Copyright (c) 2012-2015, Arkadiusz Wahlig
All rights reserved.

Redistribution and use in source and binary forms, with or without
modification, are permitted provided that the following conditions are met:
* Redistributions of source code must retain the above copyright
  notice, this list of conditions and the following disclaimer.
* Redistributions in binary form must reproduce the above copyright
  notice, this list of conditions and the following disclaimer in the
  documentation and/or other materials provided with the distribution.
* Neither the name of the <organization> nor the
  names of its contributors may be used to endorse or promote products
  derived from this software without specific prior written permission.
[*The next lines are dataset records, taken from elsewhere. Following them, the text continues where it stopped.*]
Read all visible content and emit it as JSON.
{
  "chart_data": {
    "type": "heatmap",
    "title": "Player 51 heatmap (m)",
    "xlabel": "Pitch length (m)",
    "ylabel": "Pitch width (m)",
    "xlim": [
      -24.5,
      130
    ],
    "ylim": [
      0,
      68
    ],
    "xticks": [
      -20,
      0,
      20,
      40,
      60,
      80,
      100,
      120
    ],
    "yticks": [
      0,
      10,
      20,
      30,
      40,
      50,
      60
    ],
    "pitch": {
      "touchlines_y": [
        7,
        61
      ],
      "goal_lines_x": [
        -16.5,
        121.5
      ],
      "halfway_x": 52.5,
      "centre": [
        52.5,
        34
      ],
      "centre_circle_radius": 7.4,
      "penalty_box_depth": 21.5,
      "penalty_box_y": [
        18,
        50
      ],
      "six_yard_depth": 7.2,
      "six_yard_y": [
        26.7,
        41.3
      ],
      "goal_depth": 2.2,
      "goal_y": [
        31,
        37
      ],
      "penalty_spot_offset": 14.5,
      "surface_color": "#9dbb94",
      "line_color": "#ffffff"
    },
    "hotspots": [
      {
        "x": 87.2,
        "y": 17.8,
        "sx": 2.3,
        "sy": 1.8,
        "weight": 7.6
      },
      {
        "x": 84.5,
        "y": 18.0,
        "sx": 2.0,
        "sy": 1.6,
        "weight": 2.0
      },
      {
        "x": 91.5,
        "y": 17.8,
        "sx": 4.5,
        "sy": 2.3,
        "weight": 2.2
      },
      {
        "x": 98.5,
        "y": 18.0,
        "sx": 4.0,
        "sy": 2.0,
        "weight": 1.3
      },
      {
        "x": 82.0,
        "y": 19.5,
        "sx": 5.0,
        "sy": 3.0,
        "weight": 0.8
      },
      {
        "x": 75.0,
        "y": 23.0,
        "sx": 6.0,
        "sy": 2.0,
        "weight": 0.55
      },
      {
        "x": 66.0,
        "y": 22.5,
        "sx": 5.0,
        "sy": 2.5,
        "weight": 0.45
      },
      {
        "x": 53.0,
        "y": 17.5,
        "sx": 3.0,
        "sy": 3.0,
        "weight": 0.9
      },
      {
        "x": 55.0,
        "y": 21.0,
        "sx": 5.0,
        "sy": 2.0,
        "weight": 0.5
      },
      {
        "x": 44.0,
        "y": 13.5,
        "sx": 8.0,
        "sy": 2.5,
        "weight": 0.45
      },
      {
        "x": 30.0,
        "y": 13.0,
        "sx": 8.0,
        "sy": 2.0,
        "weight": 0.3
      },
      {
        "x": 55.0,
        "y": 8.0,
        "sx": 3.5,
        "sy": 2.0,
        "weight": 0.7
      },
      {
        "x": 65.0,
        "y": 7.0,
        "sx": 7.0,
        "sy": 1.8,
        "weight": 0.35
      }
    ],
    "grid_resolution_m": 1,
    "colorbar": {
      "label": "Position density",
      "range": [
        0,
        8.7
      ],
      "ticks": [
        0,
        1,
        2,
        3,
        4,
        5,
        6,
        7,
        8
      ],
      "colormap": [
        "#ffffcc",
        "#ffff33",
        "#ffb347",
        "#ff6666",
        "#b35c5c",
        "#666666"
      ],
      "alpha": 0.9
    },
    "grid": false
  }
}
THIS SOFTWARE IS PROVIDED BY THE COPYRIGHT HOLDERS AND CONTRIBUTORS "AS IS" AND
ANY EXPRESS OR IMPLIED WARRANTIES, INCLUDING, BUT NOT LIMITED TO, THE IMPLIED
WARRANTIES OF MERCHANTABILITY AND FITNESS FOR A PARTICULAR PURPOSE ARE
DISCLAIMED. IN NO EVENT SHALL <COPYRIGHT HOLDER> BE LIABLE FOR ANY
DIRECT, INDIRECT, INCIDENTAL, SPECIAL, EXEMPLARY, OR CONSEQUENTIAL DAMAGES
(INCLUDING, BUT NOT LIMITED TO, PROCUREMENT OF SUBSTITUTE GOODS OR SERVICES;
LOSS OF USE, DATA, OR PROFITS; OR BUSINESS INTERRUPTION) HOWEVER CAUSED AND
ON ANY THEORY OF LIABILITY, WHETHER IN CONTRACT, STRICT LIABILITY, OR TORT
(INCLUDING NEGLIGENCE OR OTHERWISE) ARISING IN ANY WAY OUT OF THE USE OF THIS
SOFTWARE, EVEN IF ADVISED OF THE POSSIBILITY OF SUCH DAMAGE.